新しい課題は、関係の作り方とすばやい対応のコツ

こんにちは、松本淳(@a_matsumoto)です。「フォロワー1000人」企画も第3回。11月6日の第1回執筆時には126人だった私のフォロワー数は、約1ヵ月が経過した12月4日現在、現在850人を超えている状況です。1000人まであともう少しです!

これまで、さまざまな方法を試したり、第2回でインタビューさせていただいたコグレマサトさん(@kogure)、いしたにまさきさん(@masakiishitani)をはじめ、多くの方からご意見をいただいてきました。
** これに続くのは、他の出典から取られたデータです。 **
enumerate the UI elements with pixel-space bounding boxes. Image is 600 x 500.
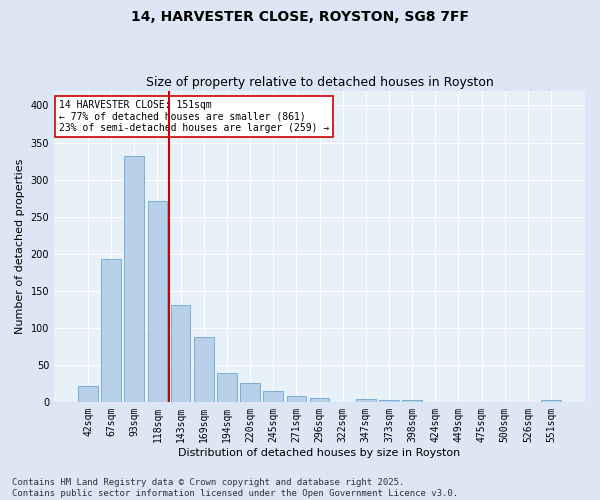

そうした中で感じるのは、多くのフォロワーがいる(=多くの方にツイートを読んでもらえる)ことに価値があるのはもちろんですが、ただフォロワー数にこだわるよりも、積極的にTwitterを楽しみ、一歩踏み出してコミュニケーションを取ることがより大事だということ。これは前回も書いた通りです。そして、そのためには、いかにフォローするか、どのようなスタンスで他の人のツイートを読み、会話に加わっていくかが大切です。

Twitterは、千人、一万人といったこれまでではなかなか経験できない単位のユーザーと、フォローする/フォローされる関係を作っていけるサービスです。しかし、結局のところ大事なのは、話の合う方、自分に関心を持ってくれて、いざというときに助けてくれる方たちとの関係を作るという、現実世界と同様の、ごく当たり前のことだと実感しています。

そうした関係を核とし、その周辺で私に興味を持ってくれた方が気軽にフォローし、何かのきっかけで会話に加わってくれる、という形でフォロワーが増えていくのが理想的な姿だと言えそうです。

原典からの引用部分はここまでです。